CUTRO’, LA MAFIA E’ FORTE MA A ME LO STATO TOGLIE LA PROTEZIONE

Il testimone di giustizia, nonchè presidente dell’Associazione Nazionale Testimoni di Giustizia, torna a denunciare lo Stato che non lo garantisce più . Cutrò è stato l’imprenditore che ha denunciato la mafia bivonese e ha permesso la celebrazione del processo Face Off terminato con condanne.

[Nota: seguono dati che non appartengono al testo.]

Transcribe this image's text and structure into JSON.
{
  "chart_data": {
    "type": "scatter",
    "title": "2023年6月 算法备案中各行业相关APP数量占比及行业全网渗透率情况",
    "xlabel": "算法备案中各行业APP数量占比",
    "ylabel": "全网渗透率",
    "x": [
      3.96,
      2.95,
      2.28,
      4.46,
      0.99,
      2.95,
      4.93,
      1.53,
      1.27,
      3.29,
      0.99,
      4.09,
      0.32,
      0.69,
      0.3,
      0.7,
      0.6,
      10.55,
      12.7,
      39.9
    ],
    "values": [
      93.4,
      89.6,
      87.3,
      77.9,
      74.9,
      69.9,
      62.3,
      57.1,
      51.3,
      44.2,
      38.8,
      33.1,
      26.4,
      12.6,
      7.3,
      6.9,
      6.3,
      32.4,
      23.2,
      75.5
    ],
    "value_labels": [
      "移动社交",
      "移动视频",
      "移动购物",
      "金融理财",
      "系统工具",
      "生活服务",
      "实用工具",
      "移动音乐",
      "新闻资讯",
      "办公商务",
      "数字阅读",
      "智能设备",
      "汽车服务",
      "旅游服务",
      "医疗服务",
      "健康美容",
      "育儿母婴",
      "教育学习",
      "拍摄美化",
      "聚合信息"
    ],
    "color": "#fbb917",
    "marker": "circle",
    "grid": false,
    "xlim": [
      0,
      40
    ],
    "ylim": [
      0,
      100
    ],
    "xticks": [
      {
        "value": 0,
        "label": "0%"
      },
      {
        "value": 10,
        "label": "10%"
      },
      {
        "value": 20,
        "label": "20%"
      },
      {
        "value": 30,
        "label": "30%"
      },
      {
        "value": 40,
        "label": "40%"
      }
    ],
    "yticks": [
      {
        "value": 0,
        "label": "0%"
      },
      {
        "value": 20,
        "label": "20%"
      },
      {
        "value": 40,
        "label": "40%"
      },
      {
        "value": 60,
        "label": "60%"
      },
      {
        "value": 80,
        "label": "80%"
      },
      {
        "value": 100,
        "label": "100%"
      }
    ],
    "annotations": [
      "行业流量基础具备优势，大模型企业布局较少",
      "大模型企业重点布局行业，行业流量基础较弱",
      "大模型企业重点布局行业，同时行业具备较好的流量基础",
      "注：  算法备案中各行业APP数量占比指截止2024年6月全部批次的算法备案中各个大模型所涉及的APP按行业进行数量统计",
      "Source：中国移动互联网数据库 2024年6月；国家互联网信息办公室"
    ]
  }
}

“L’inchiesta dei carabinieri che oggi ha portato all’arresto di 56 mafiosi dell’agrigentino, appartenenti anche al mandamento della Bassa Quisquina e, avente legami persino con la ‘ndrangheta, ha svelato -diversamente da quanto emerso negli atti che hanno portato alla revoca delle misure speciali adottate nei miei confronti – che la mafia della montagna è ancora profondamente radicata sul territorio”, scrive in una nota.

Cutrò rivolge un plauso ai Carabinieri del Comando Provinciale di Agrigento, guidati dal Colonnello Pellegrino ed evidenzia come “dalla inchiesta emerge che uno degli arrestati, il bivonese Giuseppe Spoto, nominativo emerso anche nell’ambito del processo scaturito dalle mie denunce (Il procedimento penale face-off), è ritenuto dai magistrati non solo il reggente della famiglia mafiosa di Bivona ma anche il rappresentante, quindi il vertice, di tutte le famiglie mafiose del mandamento c.d. “della montagna”. 

“Eppure- continua Ignazio Cutrò- gli organi preposti alla mia sicurezza, tra cui la prefettura di Agrigento, le forze dell’ordine e la Procura, avevano espresso parere favorevole alla revoca delle mie misure speciali di protezione, poiché la famiglia Cutrò non correva attualmente un concreto pericolo di vita. Ora, pur esprimendo il mio plauso per l’operazione messa in atto, non posso che chiedere al Ministro dell’interno, Marco Minniti, e al nuovo prefetto di Agrigento, Dario Caputo, se intendano rivedere la loro decisione di revoca delle misure speciali di protezione, considerato che gli ultimi accadimenti suscitano non solo viva preoccupazione sulla mia sicurezza e su quella della mia famiglia, ma anche il sospetto che qualcosa non abbia funzionato a dovere”.

“Troppi si erano affrettati ad affermare che la mafia ad Agrigento era stata sconfitta e non hanno battuto ciglio sul fatto che io e la mia famiglia corriamo, alla luce di queste inchieste giudiziarie, a tutt’oggi un concreto e costante pericolo di vita”,conclude.